Jim Paul muses on Western philosophy and the medieval mind as he makes his way through a harried weekend in Los Angeles, yielding a “delightful...humorous” book (Bloomsbury Review) whose every “sentence bursts with information, gorgeously put” (New Yorker).
Some years back, in fact a surprising number of years back, I took a novel class with Jim Paul. The class was good both because of Jim and because of the other students, and it helped me keep the novel I was writing in mind as I launched myself into graduate school.
At that time, Jim was about to move to Arizona, where he was to start a new job. We didn't stay in touch, but every now and then I think of him and wonder how he's doing, which this time around prompted me to re-read this book during a short trip. Since the book is about, or at least set during, a trip to LA, I might more appropriately have re-read it on a trip of my own to LA so that I could savor some of the details in a direct sort of fashion. However, as I try to avoid going to LA despite having friends there, it could have been several more years before I next got there, and the flight to Philadelphia was also a reasonable way to read parts of the book. After all, it's about medieval thought at the same time as being about a short trip to a modern city.
The book is a pleasant, ruminative read. It's not exciting, nor meant to be. It's about experiencing a short period of time, in the company of friends and acquaintances, in relation to sensory experience and a mental exploration of philosophical ideas. As a reader, I'm much more interested in medieval philosophy and medieval worldviews than I am in almost anything relating to Los Angeles (although I admit to enjoying Raymond Chandler's version of the city).
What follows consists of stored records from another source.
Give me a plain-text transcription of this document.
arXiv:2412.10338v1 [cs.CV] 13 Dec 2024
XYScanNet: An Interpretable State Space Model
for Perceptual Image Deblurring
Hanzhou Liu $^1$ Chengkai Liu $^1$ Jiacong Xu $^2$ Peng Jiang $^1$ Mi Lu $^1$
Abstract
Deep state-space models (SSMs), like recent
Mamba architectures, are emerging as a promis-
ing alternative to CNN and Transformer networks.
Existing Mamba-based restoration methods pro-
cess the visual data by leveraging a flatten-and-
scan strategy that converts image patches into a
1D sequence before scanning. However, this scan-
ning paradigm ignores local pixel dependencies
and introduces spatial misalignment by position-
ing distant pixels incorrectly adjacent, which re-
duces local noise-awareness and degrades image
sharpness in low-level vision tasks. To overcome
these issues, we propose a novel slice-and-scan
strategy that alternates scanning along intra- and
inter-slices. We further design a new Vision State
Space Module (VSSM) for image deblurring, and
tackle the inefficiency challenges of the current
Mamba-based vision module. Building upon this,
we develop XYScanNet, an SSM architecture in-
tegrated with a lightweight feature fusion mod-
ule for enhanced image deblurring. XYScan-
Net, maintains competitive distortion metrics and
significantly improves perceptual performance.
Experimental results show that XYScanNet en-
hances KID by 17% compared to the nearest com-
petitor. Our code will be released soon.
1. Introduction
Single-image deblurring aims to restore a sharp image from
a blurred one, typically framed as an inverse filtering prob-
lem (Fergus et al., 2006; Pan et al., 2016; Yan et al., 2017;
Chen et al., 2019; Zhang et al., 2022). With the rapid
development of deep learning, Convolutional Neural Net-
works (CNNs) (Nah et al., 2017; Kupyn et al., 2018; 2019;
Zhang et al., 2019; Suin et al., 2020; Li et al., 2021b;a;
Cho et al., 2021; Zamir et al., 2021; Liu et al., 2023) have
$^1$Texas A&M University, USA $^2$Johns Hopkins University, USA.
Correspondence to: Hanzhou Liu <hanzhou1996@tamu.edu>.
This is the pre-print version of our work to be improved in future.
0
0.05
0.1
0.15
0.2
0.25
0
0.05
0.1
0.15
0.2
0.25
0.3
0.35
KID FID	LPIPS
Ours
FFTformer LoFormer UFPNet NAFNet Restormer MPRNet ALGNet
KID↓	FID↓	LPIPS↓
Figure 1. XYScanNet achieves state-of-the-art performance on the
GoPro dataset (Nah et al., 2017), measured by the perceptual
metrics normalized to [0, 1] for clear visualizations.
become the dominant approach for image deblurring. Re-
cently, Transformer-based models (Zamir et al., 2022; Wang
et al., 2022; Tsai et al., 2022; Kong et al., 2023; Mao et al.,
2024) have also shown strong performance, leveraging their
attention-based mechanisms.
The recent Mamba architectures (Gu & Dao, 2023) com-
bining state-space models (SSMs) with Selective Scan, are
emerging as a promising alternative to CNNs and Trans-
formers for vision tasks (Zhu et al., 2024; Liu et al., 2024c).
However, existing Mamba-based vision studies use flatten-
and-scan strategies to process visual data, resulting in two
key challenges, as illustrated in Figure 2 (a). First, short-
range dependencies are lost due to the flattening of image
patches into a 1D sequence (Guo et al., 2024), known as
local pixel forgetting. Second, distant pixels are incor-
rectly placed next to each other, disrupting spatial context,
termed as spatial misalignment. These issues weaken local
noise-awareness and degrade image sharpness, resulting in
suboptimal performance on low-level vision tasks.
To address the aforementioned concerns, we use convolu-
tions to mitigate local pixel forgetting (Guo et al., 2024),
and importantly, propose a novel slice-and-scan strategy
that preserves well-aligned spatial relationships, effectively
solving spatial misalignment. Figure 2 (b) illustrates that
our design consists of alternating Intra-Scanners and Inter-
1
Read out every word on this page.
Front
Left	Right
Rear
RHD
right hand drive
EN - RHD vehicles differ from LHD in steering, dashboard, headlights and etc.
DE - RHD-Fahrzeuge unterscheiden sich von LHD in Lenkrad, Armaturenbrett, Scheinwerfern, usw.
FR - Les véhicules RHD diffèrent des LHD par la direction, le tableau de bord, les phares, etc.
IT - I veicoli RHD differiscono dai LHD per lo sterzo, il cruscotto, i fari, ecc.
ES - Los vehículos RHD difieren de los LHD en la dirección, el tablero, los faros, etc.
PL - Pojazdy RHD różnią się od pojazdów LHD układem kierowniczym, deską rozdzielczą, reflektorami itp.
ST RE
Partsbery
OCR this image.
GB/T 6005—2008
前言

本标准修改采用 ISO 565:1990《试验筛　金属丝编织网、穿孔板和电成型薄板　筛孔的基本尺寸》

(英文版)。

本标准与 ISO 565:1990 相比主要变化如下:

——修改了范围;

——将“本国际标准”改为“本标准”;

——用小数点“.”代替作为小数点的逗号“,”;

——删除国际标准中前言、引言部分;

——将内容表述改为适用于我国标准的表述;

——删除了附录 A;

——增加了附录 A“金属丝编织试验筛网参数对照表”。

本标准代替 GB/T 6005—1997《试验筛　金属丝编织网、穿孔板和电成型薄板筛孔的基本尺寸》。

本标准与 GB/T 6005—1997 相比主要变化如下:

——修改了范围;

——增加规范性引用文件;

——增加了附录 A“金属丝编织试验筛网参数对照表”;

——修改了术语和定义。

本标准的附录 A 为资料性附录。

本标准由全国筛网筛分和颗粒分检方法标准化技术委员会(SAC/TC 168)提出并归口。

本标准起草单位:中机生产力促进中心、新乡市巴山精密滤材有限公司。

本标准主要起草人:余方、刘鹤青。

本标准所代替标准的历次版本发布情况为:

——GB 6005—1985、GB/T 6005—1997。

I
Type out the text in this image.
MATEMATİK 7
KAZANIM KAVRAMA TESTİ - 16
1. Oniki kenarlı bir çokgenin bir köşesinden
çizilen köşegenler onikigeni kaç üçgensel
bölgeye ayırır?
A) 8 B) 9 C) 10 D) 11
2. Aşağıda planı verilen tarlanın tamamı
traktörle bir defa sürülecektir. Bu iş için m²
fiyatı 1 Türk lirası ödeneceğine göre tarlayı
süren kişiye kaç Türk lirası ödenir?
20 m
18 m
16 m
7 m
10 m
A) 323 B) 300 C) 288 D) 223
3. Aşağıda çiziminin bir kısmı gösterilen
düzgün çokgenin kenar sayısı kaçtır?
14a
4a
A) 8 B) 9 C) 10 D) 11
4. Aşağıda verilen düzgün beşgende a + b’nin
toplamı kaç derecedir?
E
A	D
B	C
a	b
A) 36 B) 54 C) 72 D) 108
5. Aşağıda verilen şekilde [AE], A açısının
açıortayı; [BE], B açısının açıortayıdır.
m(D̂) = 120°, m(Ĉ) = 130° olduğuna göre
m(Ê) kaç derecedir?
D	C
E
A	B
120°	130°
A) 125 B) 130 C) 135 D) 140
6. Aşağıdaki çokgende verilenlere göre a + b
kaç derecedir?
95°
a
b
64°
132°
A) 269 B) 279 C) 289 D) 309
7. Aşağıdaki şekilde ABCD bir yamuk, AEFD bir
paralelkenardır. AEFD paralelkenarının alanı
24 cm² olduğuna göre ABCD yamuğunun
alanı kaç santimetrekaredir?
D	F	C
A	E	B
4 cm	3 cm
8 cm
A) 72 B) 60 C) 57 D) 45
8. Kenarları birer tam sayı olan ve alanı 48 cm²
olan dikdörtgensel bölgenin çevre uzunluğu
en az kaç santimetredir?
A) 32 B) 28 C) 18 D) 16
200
To me, the greater Los Angeles area is a generally hot, gritty, unlivable sort of place that deformed my psyche for over a decade, but I admit that at times it has certain charms, which a visitor is sometimes lucky enough to encounter, and the book captures some of that sense of a familiar but not too familiar city caught on a good day, when everyone is calm, friendly, employed, and not too busy; when it's warm enough to wear shorts but not miserably hot; when the air is mercifully free of smog for the day. Both times that I've read this book, I wanted to like it more than I actually did, but at the same time I keep liking it for the quirky, low-key pleasure of seeing life through Jim, a person I have fond memories of and whose ability to observe and work minor details of life into his novels is both impressive and endearing.
This is a delightful book that I've given to many friends. I was thrilled when it was back in print. It is a thought-provoking read on the difference between being a modern mind that makes decisions based, supposedly, on information, data, and reason versus a medieval mind making decisions on "signs and portents." The story follows the main character on a trip to Los Angeles where, following a series of unfortunate incidents, he decides to be "medieval in L.A." and make choices based on "signs." It's not a book about a heroic journey or life-and-death events, but the sorts of choices we all have to make in our lives, and how we make them. Having read the book, when a series of events happen — "good" or "bad" — in my life, I find myself choosing between realizing they are random coincidences or reading them as "a sign." It's well written and handles the philosophical issues with a light, bright hand. I have re-read it twice now.
I enjoyed the pacing of this—travelogue vignettes of a weekend in Los Angeles stitched together by meditations on pre-modern and modern thought from Copernicus to Cage. Did you know that John Cage graduated valedictorian at Los Angeles High School? I learned that while reading this across the street from LA High, in the Memorial Branch of the LA Public Library and its western-facing stained glass windows dedicated to LA High alums who’d died in combat during WWI.